With the release of the movie Avatar, 3D movies become very popular all around the world. Among all the movie theaters Dolby Cinema and IMAX no question provide the most exciting viewing experience. In the year 2010 Hopesun built its line to produce 3D lens blanks for the color separation passive 3D glasses that are being used for Dolby and IMAX 3D cinemas. The lenses are durable, scratch resistant and have high transmittance. Over 5 millions of 3D lens blanks have been shipped for Dolby 3D Glasses and Infitec 3D Glasses over the past 10 years.
What we have been producing include:
1.ROC88 Small Format Lenses
2.ROC111 Small Format Lenses
3.ROC88 Medium Format Lenses
What Are 3D Glasses And How Do They Work
Normally, images in movies, television and videos are seen in two dimensions (height and width), but that may feel limited. That’s where 3D technology comes in.
Different types of 3D image technology require different types of 3D viewing glasses. When 3D signals are sent to the TV or film projector, they are sent in different ways. The TV or projector has an internal decoder that translates the type of 3D encoding used.
Then, when a 3D image is transmitted to the screen, it sends information to the left eye and right eye separately. These images overlap on the screen. The result is a slightly blurred image that can be decoded with special glasses.
The left and right lenses of 3D glasses have different functions, tricking the brain to work this out to perceive these two images as one. The final result is a 3D image in our brain.
Types Of 3D Glasses
The oldest type of these devices, anaglyph 3D glasses are recognizable by their red and blue lenses. Their frames are sually made from cardboard or paper, and their lenses work by filtering out the red and blue light individually.
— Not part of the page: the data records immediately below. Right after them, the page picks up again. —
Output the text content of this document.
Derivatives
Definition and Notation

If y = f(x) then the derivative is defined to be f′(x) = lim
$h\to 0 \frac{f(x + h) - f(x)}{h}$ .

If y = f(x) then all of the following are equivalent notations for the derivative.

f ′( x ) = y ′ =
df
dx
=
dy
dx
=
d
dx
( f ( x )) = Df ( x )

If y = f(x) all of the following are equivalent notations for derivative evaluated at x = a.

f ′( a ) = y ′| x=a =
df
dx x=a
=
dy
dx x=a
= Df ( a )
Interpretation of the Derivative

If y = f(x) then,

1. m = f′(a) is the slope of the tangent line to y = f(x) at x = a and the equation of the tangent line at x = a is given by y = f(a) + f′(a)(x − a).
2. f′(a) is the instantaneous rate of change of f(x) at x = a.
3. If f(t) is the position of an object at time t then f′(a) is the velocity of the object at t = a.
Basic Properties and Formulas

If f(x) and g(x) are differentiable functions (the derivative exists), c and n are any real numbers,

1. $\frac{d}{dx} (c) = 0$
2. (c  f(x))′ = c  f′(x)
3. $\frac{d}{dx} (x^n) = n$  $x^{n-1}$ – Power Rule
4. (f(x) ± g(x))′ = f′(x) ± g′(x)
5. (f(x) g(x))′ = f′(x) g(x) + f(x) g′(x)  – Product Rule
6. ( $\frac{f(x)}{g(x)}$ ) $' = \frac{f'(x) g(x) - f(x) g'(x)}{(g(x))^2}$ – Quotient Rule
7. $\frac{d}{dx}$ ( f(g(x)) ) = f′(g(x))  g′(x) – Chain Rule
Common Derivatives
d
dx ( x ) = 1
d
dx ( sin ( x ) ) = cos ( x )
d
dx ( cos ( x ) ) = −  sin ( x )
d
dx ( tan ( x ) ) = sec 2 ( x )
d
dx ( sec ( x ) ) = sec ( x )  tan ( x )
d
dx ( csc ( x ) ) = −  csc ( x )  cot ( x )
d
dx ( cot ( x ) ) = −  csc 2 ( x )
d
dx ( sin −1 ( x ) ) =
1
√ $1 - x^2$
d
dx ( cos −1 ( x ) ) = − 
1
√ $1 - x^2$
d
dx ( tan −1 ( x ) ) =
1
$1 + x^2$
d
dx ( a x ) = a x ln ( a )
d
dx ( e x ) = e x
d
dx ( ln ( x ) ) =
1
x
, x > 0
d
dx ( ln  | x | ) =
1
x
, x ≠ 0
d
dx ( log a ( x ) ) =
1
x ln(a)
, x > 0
Polarized (passive 3D technology)
Polarized 3D glasses are the kind typically used in modern movie theaters. They have darkened lenses, and their frames are usually made from plastic or cardboard.
Much like polarized sunglasses, these 3D glasses restrict the amount of light entering your eyes — one lens allows vertical rays of light into your eye, while the other allows in horizontal rays, thus creating a sense of depth (the 3D effect).
Shutter (active 3D technology)
This option is more sophisticated, thanks to added electronic components — though this means shutter 3D glasses will require batteries or recharging between uses.
These glasses have rapidly moving shutters on each lens, as well as an on-off button and a transmitter. The features work together to sync the rapidly moving shutters according to the on-screen display rate.